The use of microorganisms, such as bakers' yeast, for bio-reduction processes will also become more widespread. The rate of expansion of this area of biotransformations will be slower due to the inevitable problems associated with the use of whole-cell systems ( Roberts, et al., 1995). The employment of dehydrogenase enzymes for the reduction or oxidation of organic substrates will also become more attractive to the synthetic organic chemist in the wake of further refinement of cofactor recycling systems.
More research work is needed on the use of enzymes for other oxidation reactions (Baeyer-Villiger type reactions, controlled hydroxylation etc.) before more extensive use is made of these catalysts. In five years time the situation should be different.
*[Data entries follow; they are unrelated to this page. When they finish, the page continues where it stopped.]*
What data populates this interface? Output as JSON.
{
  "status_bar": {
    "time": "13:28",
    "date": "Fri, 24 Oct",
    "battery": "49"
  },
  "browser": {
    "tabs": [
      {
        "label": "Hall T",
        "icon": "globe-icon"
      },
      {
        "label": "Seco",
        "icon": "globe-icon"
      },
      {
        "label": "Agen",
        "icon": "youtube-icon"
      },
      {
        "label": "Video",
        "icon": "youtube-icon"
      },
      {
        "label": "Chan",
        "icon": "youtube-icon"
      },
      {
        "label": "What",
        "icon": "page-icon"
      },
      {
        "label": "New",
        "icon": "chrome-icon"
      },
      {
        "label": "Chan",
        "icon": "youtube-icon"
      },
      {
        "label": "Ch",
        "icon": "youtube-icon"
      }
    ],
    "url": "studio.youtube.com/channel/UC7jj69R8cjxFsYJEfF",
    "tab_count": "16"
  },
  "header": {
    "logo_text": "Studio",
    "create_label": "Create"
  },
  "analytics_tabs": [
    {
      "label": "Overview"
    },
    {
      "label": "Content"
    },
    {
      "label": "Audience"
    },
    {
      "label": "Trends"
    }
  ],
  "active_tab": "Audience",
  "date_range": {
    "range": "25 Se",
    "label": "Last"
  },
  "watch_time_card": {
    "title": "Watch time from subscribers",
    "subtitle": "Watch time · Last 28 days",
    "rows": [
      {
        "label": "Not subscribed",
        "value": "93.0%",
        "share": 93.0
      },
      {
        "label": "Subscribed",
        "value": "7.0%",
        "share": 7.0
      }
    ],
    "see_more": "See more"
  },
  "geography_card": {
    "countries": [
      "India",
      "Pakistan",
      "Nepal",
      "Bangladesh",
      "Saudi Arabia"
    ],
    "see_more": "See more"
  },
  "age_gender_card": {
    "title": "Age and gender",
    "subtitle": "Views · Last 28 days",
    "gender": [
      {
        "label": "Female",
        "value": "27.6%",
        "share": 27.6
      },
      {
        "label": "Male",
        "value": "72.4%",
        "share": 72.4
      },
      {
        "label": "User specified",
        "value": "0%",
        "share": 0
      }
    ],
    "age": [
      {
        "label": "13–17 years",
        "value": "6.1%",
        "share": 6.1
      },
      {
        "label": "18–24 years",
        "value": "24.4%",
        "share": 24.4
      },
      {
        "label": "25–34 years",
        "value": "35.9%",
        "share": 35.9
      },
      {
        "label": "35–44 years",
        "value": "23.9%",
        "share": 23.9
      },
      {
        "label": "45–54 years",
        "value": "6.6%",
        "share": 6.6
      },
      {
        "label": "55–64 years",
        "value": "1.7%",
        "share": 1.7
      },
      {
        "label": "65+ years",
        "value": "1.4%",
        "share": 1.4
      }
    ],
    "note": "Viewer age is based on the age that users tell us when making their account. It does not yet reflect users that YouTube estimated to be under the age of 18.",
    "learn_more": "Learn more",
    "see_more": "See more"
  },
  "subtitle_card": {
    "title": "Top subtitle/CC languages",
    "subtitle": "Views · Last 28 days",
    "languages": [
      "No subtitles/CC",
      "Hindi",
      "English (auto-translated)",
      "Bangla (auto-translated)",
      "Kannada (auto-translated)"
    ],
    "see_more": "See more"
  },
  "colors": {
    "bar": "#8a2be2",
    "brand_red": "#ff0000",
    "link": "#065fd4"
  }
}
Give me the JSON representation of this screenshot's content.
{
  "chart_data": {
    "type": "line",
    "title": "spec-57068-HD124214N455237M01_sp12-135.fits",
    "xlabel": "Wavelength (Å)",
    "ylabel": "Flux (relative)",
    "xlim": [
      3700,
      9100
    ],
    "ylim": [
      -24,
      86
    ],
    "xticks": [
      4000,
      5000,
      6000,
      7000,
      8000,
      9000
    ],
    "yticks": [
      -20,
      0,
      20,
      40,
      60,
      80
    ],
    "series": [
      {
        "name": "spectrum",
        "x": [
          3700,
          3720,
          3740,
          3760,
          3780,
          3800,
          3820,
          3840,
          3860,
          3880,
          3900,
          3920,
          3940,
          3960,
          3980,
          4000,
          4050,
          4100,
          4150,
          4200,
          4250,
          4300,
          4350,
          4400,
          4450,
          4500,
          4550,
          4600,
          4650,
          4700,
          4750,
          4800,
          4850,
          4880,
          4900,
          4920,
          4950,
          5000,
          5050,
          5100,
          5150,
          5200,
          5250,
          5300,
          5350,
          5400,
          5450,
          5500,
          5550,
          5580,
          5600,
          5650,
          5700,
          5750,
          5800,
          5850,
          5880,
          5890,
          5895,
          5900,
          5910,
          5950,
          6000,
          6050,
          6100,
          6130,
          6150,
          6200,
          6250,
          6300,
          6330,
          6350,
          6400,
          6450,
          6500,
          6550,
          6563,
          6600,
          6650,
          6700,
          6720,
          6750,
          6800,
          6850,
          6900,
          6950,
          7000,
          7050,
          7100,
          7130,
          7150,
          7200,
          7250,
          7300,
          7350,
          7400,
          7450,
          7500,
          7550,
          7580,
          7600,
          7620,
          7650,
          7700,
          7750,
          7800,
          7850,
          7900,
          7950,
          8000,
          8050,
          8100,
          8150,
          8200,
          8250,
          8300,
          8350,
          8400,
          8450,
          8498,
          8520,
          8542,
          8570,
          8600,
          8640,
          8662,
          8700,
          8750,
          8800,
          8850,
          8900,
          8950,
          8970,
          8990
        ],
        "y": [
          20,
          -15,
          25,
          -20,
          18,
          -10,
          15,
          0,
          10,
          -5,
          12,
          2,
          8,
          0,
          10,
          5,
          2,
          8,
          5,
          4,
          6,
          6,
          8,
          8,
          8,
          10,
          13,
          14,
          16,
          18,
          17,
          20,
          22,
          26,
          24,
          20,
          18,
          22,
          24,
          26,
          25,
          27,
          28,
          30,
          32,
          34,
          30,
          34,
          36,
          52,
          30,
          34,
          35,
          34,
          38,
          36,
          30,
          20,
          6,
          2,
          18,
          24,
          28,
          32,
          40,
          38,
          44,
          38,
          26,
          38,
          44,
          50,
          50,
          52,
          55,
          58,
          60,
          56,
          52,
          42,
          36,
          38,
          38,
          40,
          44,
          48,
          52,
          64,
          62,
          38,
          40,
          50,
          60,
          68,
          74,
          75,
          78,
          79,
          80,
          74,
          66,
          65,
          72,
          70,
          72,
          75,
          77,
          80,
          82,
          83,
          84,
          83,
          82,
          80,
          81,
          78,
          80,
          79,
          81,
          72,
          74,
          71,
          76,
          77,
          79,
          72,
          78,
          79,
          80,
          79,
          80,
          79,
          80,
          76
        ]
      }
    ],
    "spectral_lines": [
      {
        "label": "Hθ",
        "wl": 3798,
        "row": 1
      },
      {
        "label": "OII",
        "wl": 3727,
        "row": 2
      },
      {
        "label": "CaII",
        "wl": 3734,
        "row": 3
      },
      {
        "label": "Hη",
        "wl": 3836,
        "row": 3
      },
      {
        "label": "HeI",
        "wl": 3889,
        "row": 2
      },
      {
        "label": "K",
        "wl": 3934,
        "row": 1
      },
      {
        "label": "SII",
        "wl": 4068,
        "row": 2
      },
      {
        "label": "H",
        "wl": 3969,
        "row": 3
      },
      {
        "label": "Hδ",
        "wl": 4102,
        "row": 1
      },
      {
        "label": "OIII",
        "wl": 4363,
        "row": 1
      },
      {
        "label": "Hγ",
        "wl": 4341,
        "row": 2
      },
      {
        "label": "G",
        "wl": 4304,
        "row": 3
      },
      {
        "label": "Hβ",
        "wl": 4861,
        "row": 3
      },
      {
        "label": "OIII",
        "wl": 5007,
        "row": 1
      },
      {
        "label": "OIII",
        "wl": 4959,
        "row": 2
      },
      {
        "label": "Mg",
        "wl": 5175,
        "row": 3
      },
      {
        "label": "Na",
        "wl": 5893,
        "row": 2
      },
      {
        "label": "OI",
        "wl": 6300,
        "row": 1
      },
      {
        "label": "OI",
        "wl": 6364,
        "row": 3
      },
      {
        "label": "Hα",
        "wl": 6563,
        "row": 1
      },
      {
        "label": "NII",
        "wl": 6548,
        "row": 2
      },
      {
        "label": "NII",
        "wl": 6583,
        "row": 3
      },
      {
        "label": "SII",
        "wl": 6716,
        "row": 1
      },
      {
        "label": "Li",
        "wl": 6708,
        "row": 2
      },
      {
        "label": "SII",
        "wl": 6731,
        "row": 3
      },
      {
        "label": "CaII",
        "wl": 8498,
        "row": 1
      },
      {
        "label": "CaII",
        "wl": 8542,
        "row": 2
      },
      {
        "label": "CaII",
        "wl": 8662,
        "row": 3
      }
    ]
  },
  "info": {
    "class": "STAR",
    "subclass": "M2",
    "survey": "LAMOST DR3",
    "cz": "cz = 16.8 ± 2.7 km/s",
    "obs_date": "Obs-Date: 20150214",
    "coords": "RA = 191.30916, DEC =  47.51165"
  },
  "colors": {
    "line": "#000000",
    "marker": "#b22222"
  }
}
Similarly the use of enzymes for the stereocontrolled formation of carbon-carbon bonds will need more attention in research laboratories before the full potential of these catalysts is realized. The exceptions are the enzymes that catalyse the stereoselective formation of cyanohydrins which are now available for more routine use.
The possibility of setting up a cascade of enzyme-catalysed reactions in the same "pot" is very attractive. The conversion of the racemic hydroxy acid (46) into the amino-acid (47) illustrates the sort of coupled process that is feasible (Scheme 9). (Schmidt-Kastner and Egerer, 1984): note that co-factor recycling is accommodated within this sequence.
The preparation of unusual sugars, and sugar analogues, using enzyme-catalysed processes will gain prominence (Toone et al., 1989). The work of Card et al. (1986) (Scheme 10) illustrates the elegant way in which fairly complex end-products can be built up without the need for extensive protection/deprotection sequences.
An analogous multi-enzyme approach has been applied to the synthesis of the nucleotide coenzyme GDP-mannose (48) (Scheme 11). In this reaction the GTP is initially prepared from GMP using cofactor recycling. The GTP thus formed can then be combined with mannose-1-phosphate (49) in the presence of GDP-mannose pyrophosphorylase to yield the product ( Pallanca and Turner, 1993).
In an extension of this work, those enzymes that utilise GDP-mannose as a source of mannose are also being studied ( Pallanca and Turner, 1993). These mannosyl transferases catalyse the transfer of mannose to lipid linked substrates thus generating complex mannosyl containing oligosaccharides that are important constituents of natural N-linked glycoproteins. It has been shown that the novel lipid-linked substrate (50) can act as an efficient acceptor for mannose transfer thereby opening the way for the use of this approach to synthesise oligosaccharides on a preparative scale (Scheme 12) (Flitsch et al., 1991).
Progress in the field of biotransformations will be matched by equally exciting advances in the area of synthetic organic chemistry. The advances will often be complementary and the use of enzymes for the preparation of materials which are difficult to make by purely chemical methods will remain in vogue for the foreseeable future. Certainly the present problems with the disposal of waste organic solvents, with the consequent focus on reactions that can be conducted in an aqueous environment, concentrate attention on Nature's catalysts which are designed to operate in aqueous solution. Finally it is conceivable that "man-made" enzymes (i.e. catalytic antibodies) will also make a significant impact on research in this area and add to the range of organic reactions that can be catalysed by protein ( Kang et al., 1990).
In conclusion the next ten years should see a lot of exciting developments in the area of biotransformations. Many of the forthcoming investigations will be aimed at producing bulk quantities of optically active, relatively simple molecules, while an equal volume of work will concentrate on the preparation of more complex, higher value materials in smaller quantities. It promises to be a fascinating decade for those scientists involved in the research and development of processes that have enzyme catalysed reactions as the key step(s).